No sooner was I back from Vatnsland than I was off to Árós, for an excellent PhD course in Viking Studies, accompanied by two of Nottingham's stalwart higher-level Viking Studiers. As well as deep intellectual discussions, we tried to imagine life in a smoky Viking house, and wondered why people might carve rude runes on church walls... But the best bit really was the canteen at Moesgård, with its fabulous collection of (illicitly acquired? surely not...) signs (see photo, above right).

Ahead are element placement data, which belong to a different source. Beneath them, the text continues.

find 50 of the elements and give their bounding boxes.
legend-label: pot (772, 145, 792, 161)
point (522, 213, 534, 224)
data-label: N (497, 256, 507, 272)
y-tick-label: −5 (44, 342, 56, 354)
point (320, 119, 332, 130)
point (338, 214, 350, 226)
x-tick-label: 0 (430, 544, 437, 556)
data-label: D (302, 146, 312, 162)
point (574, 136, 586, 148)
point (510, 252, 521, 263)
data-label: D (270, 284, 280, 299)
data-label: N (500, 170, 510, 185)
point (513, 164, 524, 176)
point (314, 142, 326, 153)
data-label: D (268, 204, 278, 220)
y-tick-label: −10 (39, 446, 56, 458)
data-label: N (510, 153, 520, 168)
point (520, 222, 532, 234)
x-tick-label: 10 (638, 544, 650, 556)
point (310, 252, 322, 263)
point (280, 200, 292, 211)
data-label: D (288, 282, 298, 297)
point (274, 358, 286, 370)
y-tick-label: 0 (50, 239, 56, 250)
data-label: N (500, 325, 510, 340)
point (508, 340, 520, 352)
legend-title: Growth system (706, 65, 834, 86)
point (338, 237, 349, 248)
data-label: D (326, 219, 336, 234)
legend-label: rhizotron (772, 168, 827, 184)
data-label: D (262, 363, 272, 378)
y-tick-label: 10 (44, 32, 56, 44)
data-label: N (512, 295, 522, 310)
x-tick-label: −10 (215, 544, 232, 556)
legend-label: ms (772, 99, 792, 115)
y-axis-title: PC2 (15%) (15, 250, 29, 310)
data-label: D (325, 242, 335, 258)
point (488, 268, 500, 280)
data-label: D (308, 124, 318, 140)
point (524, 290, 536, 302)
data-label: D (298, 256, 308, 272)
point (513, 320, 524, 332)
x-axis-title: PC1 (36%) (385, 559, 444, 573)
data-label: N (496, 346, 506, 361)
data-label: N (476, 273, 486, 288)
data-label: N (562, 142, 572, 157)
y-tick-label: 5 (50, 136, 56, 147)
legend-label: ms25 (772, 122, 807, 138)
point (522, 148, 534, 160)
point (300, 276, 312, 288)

Hardly had I recovered from the Jutlandic experience when it was off to Iceland to ponder what happened to gods and goddesses when they were on, or crossed, the 'edge'. Liminality, in other words. Another excellent conference, well-organised. But the high spot for me was on my last morning. I had eschewed the crack of dawn flight in favour of a later one which would get me home to Nottingham at nearly the crack of dawn the following morning, but at least gave me a few hours to enjoy being in Iceland. And lo, the icy winds that feel like knives being thrown at you (like the poor girl with the axes in the Kirk Douglas film, but not hitting only your plaits) abated, the sun came out (though the temperature remained low), the snow sparkled on Esja, and Tjörnin was frozen over. So much so that people were skating on it, apparently without a Health-and-Safety care in the world. I also paid my respects to Jón Gunnar Árnason's Sólfar, just starting to glint in the sun (see above). Wow.
All of this reminded me of why I love Norse and Viking rambling. But doing it in less than three weeks takes its toll... I am still recovering, dear reader, but hope to be back soon.